Blue Origin launched its New Shepard rocket on Wednesday for the ninth time in what the company said was a successful flight.
New Shepard — named after the first American in space, Alan Shepard — launched vertically from the company's facility near Van Horn, Texas. Blue Origin, which was founded by Amazon CEO Jeff Bezos, wants to offer tourists a ride to space, bringing passengers in a capsule up past 350,000 feet, where they would spend about 10 minutes floating in zero gravity before returning back to Earth.
The flight was "a high altitude escape motor test," which the company said would push New Shepard "to its limits" to make sure that astronauts can get away from the rocket if there is any problem during flight, also known as an abort test. Inside the capsule, which sits on top of the rocket, was Blue Origin's test dummy named "Mannequin Skywalker" – as well as payloads for gathering data from NASA, companies and universities.
The abort test happened in the vacuum of space and pushed the capsule to nearly 390,000 feet, according to preliminary data from the flight. "Mannequin Skywalker" experienced about 10 times the force of gravity during the abort test, as the capsule flung itself away from the rocket.
A few minutes later, the rocket's booster landed upright on the company's concrete pad, with the capsule touching down nearby on the desert floor, controlled by parachutes.
"This is the best possible outcome," Ariane Cornell, Blue Origin's head of astronaut strategy and sales, said during the webcast.

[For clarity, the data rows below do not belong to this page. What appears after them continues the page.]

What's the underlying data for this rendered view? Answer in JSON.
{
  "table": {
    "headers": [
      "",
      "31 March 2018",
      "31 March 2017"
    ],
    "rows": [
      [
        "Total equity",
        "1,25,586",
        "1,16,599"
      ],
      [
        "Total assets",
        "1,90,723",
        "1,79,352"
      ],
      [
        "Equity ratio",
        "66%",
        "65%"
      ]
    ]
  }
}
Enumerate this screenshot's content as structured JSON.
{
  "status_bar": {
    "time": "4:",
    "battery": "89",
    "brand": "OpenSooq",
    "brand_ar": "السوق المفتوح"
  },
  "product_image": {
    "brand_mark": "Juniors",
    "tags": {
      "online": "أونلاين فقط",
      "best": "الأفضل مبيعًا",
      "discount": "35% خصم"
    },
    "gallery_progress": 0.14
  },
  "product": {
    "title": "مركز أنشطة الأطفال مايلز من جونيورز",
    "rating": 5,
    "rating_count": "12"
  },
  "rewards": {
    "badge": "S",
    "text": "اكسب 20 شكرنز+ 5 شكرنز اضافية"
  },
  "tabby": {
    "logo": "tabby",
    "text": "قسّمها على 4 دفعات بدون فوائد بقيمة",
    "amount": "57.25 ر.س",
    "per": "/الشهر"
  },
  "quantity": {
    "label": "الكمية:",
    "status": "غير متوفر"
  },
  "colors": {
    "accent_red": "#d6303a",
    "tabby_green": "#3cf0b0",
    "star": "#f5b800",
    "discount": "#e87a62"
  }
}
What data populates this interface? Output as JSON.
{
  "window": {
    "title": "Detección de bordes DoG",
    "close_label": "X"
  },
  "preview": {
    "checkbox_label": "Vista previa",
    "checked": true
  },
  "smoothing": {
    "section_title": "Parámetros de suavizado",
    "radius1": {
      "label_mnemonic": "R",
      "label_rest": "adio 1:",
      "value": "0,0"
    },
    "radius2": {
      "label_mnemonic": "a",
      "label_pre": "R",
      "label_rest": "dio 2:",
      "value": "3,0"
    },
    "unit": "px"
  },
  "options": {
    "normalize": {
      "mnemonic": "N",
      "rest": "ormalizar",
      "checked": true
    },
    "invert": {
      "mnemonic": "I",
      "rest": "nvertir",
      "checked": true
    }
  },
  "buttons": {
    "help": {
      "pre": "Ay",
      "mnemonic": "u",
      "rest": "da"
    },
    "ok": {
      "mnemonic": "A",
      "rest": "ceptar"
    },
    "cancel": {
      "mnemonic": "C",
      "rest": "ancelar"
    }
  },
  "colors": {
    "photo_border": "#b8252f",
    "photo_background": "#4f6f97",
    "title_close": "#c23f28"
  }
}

The company also said it had included items from its employees on board the rocket. The opportunity is a part of Blue Origin's internal "Fly My Stuff" program, which will send their belongings into space and then return them, giving employees mementos of the company's progress.
This was the second test flight for the rocket and capsule this year. In April, Blue Origin's eighth New Shepard mission launched, landed and successfully deployed the unmanned Crew Capsule 2.0, which sits on top of the rocket. The capsule features room for six, with massive windows providing expansive views of the Earth once in space.
Blue Origin will soon open flights to tourists but only after completing its own crewed flight tests, the company told CNBC on July 12. However, ticket pricing for passengers has yet to be determined, the company says.
"We will fly Blue Origin astronauts before we fly commercial passengers and haven't done any real work on passenger selection or the ticket sale process," Blue Origin said in a statement to CNBC.
Bezos has described space travel as "the most important thing" he's currently working on and the company is steadily progressing toward that goal. The private space race continues to heat up, as Richard Branson's Virgin Galactic, which is also in the late stages of its flight testing program, has sold more than 700 tickets for tourists to go to suborbital space, at $250,000 a pop.